174. Independence slowly but surely becomes a Stern Necessity.—Now, if we recall all the wrongs as to taxation that we have read of in a previous chapter, and add to them this list of subsequent outrages, the preparations for a long war, the hiring of Hessians, and the incitement of Indians to fight us, we must see that our forefathers were compelled to regard England as their determined enemy. Such were the successive steps by which the old feeling of loyalty to the mother country gradually vanished, and bitter hostility took its place.

What should the colonies do to protect themselves? This was the all-important question.

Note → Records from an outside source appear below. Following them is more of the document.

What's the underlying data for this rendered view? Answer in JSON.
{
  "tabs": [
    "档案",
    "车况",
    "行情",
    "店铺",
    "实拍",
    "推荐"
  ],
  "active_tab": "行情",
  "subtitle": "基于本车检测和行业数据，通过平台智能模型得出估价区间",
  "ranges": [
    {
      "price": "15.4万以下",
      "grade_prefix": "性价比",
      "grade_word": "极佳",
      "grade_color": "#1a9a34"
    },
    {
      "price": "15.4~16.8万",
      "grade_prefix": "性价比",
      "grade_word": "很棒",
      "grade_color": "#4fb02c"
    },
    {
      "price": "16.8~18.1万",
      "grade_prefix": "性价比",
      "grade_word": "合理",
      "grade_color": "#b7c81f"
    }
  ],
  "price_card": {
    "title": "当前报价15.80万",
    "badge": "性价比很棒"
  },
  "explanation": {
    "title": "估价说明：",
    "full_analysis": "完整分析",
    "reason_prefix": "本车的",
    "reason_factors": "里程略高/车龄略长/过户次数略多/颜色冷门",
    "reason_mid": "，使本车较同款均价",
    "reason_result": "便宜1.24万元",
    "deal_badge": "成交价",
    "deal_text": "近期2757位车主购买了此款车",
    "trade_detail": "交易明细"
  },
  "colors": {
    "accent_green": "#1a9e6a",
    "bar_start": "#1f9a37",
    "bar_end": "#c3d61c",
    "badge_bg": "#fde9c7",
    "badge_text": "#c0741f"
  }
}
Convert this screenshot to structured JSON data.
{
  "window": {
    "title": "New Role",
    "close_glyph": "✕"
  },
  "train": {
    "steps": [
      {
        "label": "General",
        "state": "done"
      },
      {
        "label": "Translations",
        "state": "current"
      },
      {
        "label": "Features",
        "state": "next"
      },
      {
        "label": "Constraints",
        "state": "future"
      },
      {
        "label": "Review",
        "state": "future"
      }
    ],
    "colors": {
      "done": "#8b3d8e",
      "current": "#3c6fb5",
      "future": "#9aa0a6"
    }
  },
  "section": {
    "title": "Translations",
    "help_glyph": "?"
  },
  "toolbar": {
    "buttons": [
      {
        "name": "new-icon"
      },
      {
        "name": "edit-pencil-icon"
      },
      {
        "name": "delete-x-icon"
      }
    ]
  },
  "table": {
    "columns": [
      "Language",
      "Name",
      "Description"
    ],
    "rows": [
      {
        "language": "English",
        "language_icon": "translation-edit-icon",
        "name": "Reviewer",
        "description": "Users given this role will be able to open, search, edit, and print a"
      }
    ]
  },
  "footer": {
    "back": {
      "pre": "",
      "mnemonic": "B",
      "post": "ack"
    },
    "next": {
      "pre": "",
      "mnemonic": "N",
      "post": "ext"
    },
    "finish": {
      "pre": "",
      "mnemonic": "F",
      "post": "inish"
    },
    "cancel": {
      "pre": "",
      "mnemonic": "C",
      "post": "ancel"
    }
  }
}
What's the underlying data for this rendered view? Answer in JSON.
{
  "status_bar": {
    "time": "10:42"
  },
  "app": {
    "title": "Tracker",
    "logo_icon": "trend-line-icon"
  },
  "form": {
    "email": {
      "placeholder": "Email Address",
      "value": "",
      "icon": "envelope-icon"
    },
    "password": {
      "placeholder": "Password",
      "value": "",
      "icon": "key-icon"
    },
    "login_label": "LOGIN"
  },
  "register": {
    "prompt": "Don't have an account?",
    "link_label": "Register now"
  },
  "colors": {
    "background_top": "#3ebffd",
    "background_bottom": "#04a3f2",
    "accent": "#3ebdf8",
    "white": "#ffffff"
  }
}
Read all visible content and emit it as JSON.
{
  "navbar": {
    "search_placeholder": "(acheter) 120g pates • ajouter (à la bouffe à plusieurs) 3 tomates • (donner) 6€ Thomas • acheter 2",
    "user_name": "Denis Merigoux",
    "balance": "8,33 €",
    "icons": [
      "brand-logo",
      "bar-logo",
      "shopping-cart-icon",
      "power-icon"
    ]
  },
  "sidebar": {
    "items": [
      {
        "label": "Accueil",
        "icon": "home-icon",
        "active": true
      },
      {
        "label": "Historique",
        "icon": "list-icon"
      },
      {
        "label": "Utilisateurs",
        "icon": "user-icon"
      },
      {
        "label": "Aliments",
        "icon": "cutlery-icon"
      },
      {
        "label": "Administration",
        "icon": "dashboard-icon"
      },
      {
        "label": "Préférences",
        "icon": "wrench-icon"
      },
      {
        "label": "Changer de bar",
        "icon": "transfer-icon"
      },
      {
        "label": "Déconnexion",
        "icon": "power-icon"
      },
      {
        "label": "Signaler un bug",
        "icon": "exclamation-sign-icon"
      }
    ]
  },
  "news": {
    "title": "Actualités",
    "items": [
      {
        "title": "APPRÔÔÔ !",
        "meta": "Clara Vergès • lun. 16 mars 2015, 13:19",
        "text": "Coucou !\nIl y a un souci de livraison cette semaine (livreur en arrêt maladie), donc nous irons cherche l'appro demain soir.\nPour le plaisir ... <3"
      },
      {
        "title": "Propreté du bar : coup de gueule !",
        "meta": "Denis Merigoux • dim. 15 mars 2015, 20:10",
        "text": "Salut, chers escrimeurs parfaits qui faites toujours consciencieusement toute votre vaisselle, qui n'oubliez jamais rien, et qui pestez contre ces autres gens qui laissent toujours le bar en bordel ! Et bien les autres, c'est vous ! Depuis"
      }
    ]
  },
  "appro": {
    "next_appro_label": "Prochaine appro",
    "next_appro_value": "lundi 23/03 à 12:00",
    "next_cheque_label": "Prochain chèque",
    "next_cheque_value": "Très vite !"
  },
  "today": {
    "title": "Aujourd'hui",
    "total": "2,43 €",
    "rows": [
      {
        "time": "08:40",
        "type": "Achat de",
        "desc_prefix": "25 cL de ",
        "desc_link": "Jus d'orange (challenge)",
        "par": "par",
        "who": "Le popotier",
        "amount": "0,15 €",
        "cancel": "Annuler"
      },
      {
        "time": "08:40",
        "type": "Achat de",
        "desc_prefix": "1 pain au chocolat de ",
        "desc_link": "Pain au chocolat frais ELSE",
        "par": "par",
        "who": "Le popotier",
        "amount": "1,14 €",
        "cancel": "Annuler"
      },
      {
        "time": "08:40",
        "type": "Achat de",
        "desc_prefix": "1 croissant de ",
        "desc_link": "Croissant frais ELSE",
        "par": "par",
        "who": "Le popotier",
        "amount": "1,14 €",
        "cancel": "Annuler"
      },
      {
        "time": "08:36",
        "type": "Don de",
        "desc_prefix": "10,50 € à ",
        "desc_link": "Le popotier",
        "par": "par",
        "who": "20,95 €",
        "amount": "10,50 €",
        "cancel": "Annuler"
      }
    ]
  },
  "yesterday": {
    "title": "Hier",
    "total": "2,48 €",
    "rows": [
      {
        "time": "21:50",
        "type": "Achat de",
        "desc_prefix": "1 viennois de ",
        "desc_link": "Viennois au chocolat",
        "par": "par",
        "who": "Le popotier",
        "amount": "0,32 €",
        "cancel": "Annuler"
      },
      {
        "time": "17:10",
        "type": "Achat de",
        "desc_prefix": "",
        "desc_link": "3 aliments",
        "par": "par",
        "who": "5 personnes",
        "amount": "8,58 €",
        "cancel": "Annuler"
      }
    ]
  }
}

The people had been tending toward the conviction that the only remedy was to break off all connection with England and to be independent.

But it was a long while before this feeling became general. It was a steady and natural but slow growth. The public indignation, constantly strengthened by repeated British outrages, at last culminated in mature conviction—a conviction that the only course left us was to be wholly free, and to stand by ourselves among the nations of the earth.

As this conviction became stronger and stronger among the good people all along the narrow coast line from Boston to Charleston, it soon found expression in many ways. The few newspapers spoke out; public meetings were called to discuss it, and conventions dared to announce it.

Thomas Jefferson.

People learned at last that their chief enemy was the king. They saw that the controversy which began merely as a colonial struggle for their rights as British subjects had grown broader and deeper, till it became a contest for our rights as MEN and for the freedom of our entire country from British control. A pamphlet entitled "Common Sense," written by Thomas Paine, an Englishman who had recently arrived in America, had an enormous sale and exerted a powerful influence. It abounded in ready wit, sharp reasoning, and rough eloquence. It stimulated the longing for independence and the determination to be free or die. In May, 1775, the people of Mecklenburg County in North Carolina were the first to pass resolutions advocating independence. They sent them to their delegates in Congress; but these at that early day did not dare present them.

In May, 1776, Congress, then in Philadelphia, following the trend of public opinion, advised the colonies to consider themselves as no longer holding any powers under the authority of Great Britain. That was about the same as a declaration of independence. Many colonies accordingly set up state governments of their own without asking the king's consent.

175. Steps taken for a Formal Declaration of Independence.—The second Continental Congress met at Philadelphia, May 10, 1775. Early in June, 1776, one of the delegates, Richard Henry Lee, of Virginia, offered a resolution that "these United Colonies are and of right ought to be free and independent states." John Adams, of Massachusetts, seconded it in a powerful speech. Three weeks of delay, to enable some of the colonies to send in their approval, occurred before its adoption. Then a committee of five, consisting of Benjamin Franklin, Thomas Jefferson, John Adams, Roger Sherman, and Robert R. Livingston, who had been appointed to draw up a formal statement, presented the Declaration of Independence.

176. The Declaration of Independence; what it said to the World.—The simple and yet luminous words of this Declaration were written by Jefferson. His draft was prepared in his lodgings, on a little writing desk which still exists. Jefferson, in after years, delighted to tell how the final vote was hastened by the extremely hot weather and by the fact that there was a stable near by, and swarms of flies came in through the open windows and added much to the discomfort of the patriots already worn out with the debate and the heat.